The first part of my testimony focused on establishing my professional credentials in the parking industry. This is important because only an expert can give opinions during a trial. All other witnesses must have actual knowledge of the events. The second part of my testimony provided my opinions as to the causes of the injury.
It was obvious that the defense attorney had read my report very thoroughly. During cross-examination, he pointed out statements that he believed were contradictory. He also showed me pictures that I had taken and tried to demonstrate that the person was at fault for not seeing the wheel-stop.
For this case, the jury did side with the plaintiff and awarded damages. Other times, the outcomes have been different.
In another case, I has hired by a hotel developer to render an opinion as to the “merchantable quality” of a parking structure. The developer had an agreement with the city’s development agency in which it agreed to construct a hotel on top of a parking structure provided by the agency. The agency was to provide a parking structure of “sufficient design” to allow it to be used for the intended purpose — parking for hotel guests.
Prior to the opening of the garage, the developer toured the parking facility and believed it was not suitable for its hotel guests. The agency, of course, disagreed. The parties were unable to negotiate their differences, and so the legal battle began.
I inspected the parking structure, which was now open for business and the hotel was nearing completion. The building footprint was small, and it was obvious that the design team had to be creative in order to supply the required number of spaces.
Some of that creativity, however, resulted in some uncommon parking decisions. Consider these findings:
On many levels, a two-way traffic pattern was used with angled parking. As one might expect, vehicles would back out of a parking space and proceed to drive the wrong way.
A majority of spaces had a width of less than 8.5 feet. A few were as narrow as 7.25 feet wide.
One location had a turning radius of 20.7 feet — 3 feet less than any known standard. I estimated that at least 30% of hotel guests would require excessive maneuvering to negotiate that turn.
Guests encountered a traffic crossover when arriving and exiting the facility. Exiting vehicles had to stop at the bottom of a steep ramp, wait for incoming vehicles, and then turn left to exit.
I concluded that these design abnormalities are not commonly encountered in other parking facilities built for hotel guests. As a result, the parking facility was only marginally sufficient for use by hotel guests.
At trial, I testified as to my findings and opinions regarding the usability of the parking facility for hotel guests. The defense had me confirm that the facility was in compliance with local building codes in regard to the dimensions of the parking spaces. My findings, however, were that the facility did not comply with the terms of the agreement, not that the facility violated a building code.
As part of the trial, the defense produced a document that was signed by the plaintiff. The document indicated that the agency provided a copy of the parking plans to the developer and the developer agreed to the specifications. In other words, the developer had an opportunity to raise objections to the parking plans but failed to do so, and approved the plans that were used for the parking facility.

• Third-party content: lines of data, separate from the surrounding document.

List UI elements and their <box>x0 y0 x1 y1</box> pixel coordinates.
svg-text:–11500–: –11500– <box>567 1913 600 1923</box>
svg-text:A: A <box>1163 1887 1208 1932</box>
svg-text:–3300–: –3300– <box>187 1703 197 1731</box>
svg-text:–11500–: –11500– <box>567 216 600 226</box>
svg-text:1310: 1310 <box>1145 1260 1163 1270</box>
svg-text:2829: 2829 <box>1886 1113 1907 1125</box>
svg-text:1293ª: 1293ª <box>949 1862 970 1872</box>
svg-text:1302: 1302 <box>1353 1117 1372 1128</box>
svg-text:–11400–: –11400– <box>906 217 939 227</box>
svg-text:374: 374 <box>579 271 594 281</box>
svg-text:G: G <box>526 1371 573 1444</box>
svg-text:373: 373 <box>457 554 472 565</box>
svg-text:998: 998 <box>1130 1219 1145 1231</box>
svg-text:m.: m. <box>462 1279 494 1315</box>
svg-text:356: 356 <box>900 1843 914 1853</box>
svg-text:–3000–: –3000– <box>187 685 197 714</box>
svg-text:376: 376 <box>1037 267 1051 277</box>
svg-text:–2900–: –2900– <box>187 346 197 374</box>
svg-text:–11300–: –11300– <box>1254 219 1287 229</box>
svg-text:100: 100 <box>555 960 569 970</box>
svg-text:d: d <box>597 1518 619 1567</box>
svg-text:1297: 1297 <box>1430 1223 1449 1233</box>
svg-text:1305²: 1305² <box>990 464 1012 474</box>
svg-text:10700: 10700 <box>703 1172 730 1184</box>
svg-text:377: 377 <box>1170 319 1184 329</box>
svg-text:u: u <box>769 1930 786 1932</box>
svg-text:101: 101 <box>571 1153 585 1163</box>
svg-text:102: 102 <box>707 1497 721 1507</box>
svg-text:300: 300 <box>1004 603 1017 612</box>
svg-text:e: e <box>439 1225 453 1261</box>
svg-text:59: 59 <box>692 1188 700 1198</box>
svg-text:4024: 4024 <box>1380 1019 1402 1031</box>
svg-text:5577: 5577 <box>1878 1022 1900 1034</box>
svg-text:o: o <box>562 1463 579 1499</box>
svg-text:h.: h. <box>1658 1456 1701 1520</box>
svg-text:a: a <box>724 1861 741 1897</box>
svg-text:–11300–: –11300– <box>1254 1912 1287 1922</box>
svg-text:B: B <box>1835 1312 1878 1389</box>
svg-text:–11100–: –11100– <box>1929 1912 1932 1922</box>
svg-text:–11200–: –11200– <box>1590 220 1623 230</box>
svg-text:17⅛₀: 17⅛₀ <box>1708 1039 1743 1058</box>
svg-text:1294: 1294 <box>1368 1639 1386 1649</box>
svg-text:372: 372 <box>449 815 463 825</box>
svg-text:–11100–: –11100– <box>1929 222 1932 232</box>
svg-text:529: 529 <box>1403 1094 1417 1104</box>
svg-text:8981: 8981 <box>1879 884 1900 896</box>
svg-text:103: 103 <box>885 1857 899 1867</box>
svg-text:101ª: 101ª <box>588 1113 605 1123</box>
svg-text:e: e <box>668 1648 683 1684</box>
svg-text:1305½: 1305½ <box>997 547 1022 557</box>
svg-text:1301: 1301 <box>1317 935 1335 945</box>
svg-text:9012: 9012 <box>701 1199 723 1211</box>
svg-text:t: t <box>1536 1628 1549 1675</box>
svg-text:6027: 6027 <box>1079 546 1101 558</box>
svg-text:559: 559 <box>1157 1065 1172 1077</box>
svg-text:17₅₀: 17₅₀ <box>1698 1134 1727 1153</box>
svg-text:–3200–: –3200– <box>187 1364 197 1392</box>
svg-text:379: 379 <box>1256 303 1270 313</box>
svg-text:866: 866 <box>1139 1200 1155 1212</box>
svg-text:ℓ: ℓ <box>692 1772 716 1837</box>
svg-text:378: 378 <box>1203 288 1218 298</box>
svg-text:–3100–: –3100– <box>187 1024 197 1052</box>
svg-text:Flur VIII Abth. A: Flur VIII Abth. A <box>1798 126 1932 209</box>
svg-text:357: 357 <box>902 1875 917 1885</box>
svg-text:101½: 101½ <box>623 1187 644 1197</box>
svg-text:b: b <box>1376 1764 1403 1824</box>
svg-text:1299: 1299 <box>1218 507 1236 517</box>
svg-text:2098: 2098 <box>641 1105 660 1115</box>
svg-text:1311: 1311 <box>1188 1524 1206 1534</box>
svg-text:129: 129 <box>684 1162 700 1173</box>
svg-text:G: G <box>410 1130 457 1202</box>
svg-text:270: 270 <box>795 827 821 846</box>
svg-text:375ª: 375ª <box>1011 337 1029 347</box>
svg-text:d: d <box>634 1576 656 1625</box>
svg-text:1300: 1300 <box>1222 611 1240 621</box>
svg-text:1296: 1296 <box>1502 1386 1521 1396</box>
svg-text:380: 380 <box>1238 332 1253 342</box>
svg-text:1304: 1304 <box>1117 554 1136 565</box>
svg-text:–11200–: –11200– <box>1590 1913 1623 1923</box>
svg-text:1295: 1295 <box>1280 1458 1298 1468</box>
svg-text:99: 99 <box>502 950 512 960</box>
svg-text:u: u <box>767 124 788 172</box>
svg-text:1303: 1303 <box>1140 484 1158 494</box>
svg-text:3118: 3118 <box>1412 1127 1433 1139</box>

The judge cited that document as a key piece of evidence in his ruling for the defense.
In both cases, using a parking consultant to begin with could have eliminated the need for litigation. In the first case, the consultant most likely would have advised the retailer against the use of any wheel-stops and, if they had to be used, to install one for each space. In the second case, the parking consultant could have provided design and parking geometric options to make the facility more user-friendly for the hotel guests.
The best time to employ a parking consultant is before the need arises. A contingency agreement with a parking consulting firm can provide a readily available resource for your organization. Even for a one-time assignment, the use of a parking consultant is an investment that will often save “time, a fine and a dime” (staff resources, penalties and revenue).